If either Donald Trump or Hillary Clinton fails to receive a majority of the total 538 Electoral College votes, the House of Representatives is in charge of breaking the tie and choosing a president. This scenario would result from one of two possible scenarios: either both candidates receive 269 Electoral College votes, or a third-party candidate wins a state, leaving neither Clinton or Trump with a majority of Electoral College votes. Something akin to the latter case happened in the election of 1824, in which Andrew Jackson lost to John Quincy Adams in a four-way split, even though Jackson had received the majority of the popular vote. When no candidate wins 270 Electoral College votes and the election is thrown to the House, each state delegation receives one vote. The overwhelming majority of Texas’s delegates to the House of Representatives are Republicans, and while it would actually be the new Congress sworn in in January 2017 who would vote, it is all but guaranteed that they would go Republican. For an in-depth look at how an Electoral College tie would play out in 2016, see this article in Time.
The short answer is no, you will not have the option to use a paper ballot in the November elections in Texas, unless you are requesting a mail-in ballot in Travis, Hays or Williamson County.

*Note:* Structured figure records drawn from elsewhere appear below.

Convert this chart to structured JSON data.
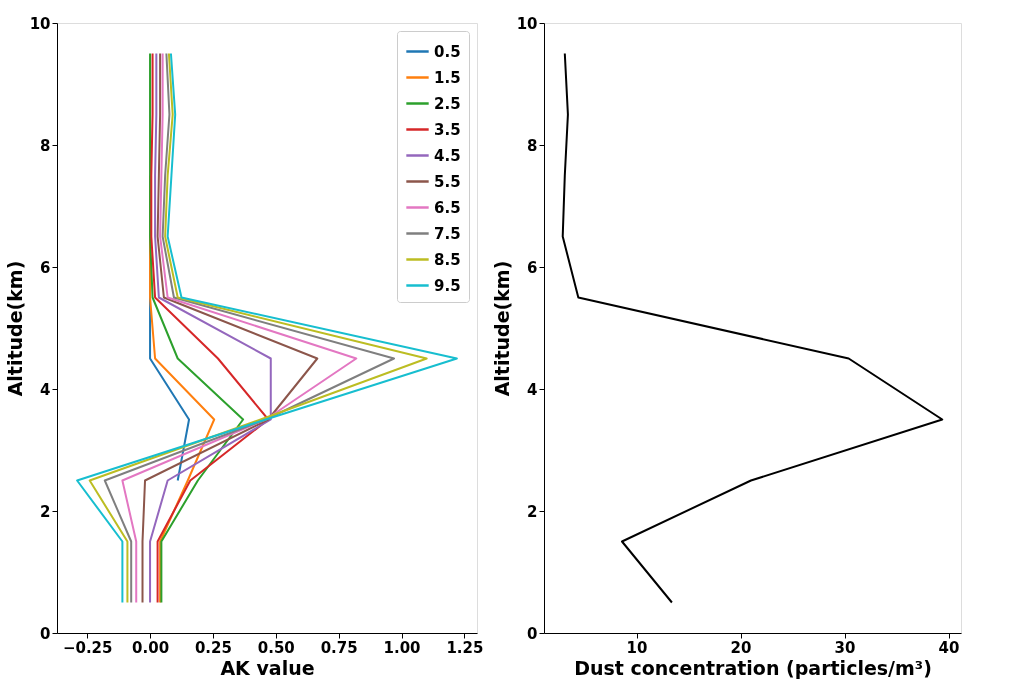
{
  "chart_data": [
    {
      "type": "line",
      "orientation": "horizontal",
      "xlabel": "AK value",
      "ylabel": "Altitude(km)",
      "x": [
        0.5,
        1.5,
        2.5,
        3.5,
        4.5,
        5.5,
        6.5,
        7.5,
        8.5,
        9.5
      ],
      "xlim": [
        -0.37,
        1.3
      ],
      "xticks": [
        {
          "value": -0.25,
          "label": "−0.25"
        },
        {
          "value": 0,
          "label": "0.00"
        },
        {
          "value": 0.25,
          "label": "0.25"
        },
        {
          "value": 0.5,
          "label": "0.50"
        },
        {
          "value": 0.75,
          "label": "0.75"
        },
        {
          "value": 1,
          "label": "1.00"
        },
        {
          "value": 1.25,
          "label": "1.25"
        }
      ],
      "ylim": [
        0,
        10
      ],
      "yticks": [
        0,
        2,
        4,
        6,
        8,
        10
      ],
      "grid": false,
      "legend": "top right",
      "marker": "none",
      "line_style": "solid",
      "series": [
        {
          "name": "0.5",
          "color": "#1f77b4",
          "values": [
            null,
            null,
            0.11,
            0.155,
            0.0,
            0.0,
            0.0,
            null,
            null,
            null
          ]
        },
        {
          "name": "1.5",
          "color": "#ff7f0e",
          "values": [
            0.04,
            0.04,
            0.15,
            0.255,
            0.02,
            0.0,
            0.0,
            0.0,
            null,
            null
          ]
        },
        {
          "name": "2.5",
          "color": "#2ca02c",
          "values": [
            0.045,
            0.045,
            0.19,
            0.37,
            0.11,
            0.01,
            0.0,
            0.0,
            0.0,
            0.0
          ]
        },
        {
          "name": "3.5",
          "color": "#d62728",
          "values": [
            0.03,
            0.03,
            0.16,
            0.47,
            0.27,
            0.02,
            0.005,
            0.005,
            0.01,
            0.01
          ]
        },
        {
          "name": "4.5",
          "color": "#9467bd",
          "values": [
            0.0,
            0.0,
            0.07,
            0.48,
            0.48,
            0.035,
            0.02,
            0.02,
            0.025,
            0.025
          ]
        },
        {
          "name": "5.5",
          "color": "#8c564b",
          "values": [
            -0.03,
            -0.03,
            -0.02,
            0.47,
            0.665,
            0.055,
            0.03,
            0.035,
            0.04,
            0.04
          ]
        },
        {
          "name": "6.5",
          "color": "#e377c2",
          "values": [
            -0.055,
            -0.055,
            -0.11,
            0.46,
            0.82,
            0.07,
            0.04,
            0.045,
            0.05,
            0.05
          ]
        },
        {
          "name": "7.5",
          "color": "#7f7f7f",
          "values": [
            -0.075,
            -0.075,
            -0.18,
            0.46,
            0.97,
            0.095,
            0.05,
            0.06,
            0.077,
            0.065
          ]
        },
        {
          "name": "8.5",
          "color": "#bcbd22",
          "values": [
            -0.09,
            -0.09,
            -0.24,
            0.44,
            1.1,
            0.11,
            0.06,
            0.07,
            0.09,
            0.075
          ]
        },
        {
          "name": "9.5",
          "color": "#17becf",
          "values": [
            -0.11,
            -0.11,
            -0.29,
            0.46,
            1.22,
            0.125,
            0.07,
            0.085,
            0.1,
            0.083
          ]
        }
      ]
    },
    {
      "type": "line",
      "orientation": "horizontal",
      "xlabel": "Dust concentration (particles/m³)",
      "ylabel": "Altitude(km)",
      "x": [
        0.5,
        1.5,
        2.5,
        3.5,
        4.5,
        5.5,
        6.5,
        7.5,
        8.5,
        9.5
      ],
      "xlim": [
        1.1,
        41.2
      ],
      "xticks": [
        10,
        20,
        30,
        40
      ],
      "ylim": [
        0,
        10
      ],
      "yticks": [
        0,
        2,
        4,
        6,
        8,
        10
      ],
      "grid": false,
      "legend": false,
      "marker": "none",
      "line_style": "solid",
      "series": [
        {
          "color": "#000000",
          "values": [
            13.4,
            8.6,
            21,
            39.4,
            30.4,
            4.4,
            2.9,
            3.1,
            3.4,
            3.1
          ]
        }
      ]
    }
  ]
}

Travis, Hays, Caldwell and Williamson all use electronic voting systems. Bastrop, on the other hand, uses the AutoMark system, in which voters fill out paper ballots that are then counted electronically.
You can see which voting system will be used in your county, as well as give it a virtual trial run, here.
All mail-in ballots are paper ballots but are counted electronically. You may request a mail-in ballot if you are over 65, disabled, will be out of the county during both the early and regular voting periods, or are in jail but have not yet been convicted. The statewide deadline for mail-in ballots was last Friday.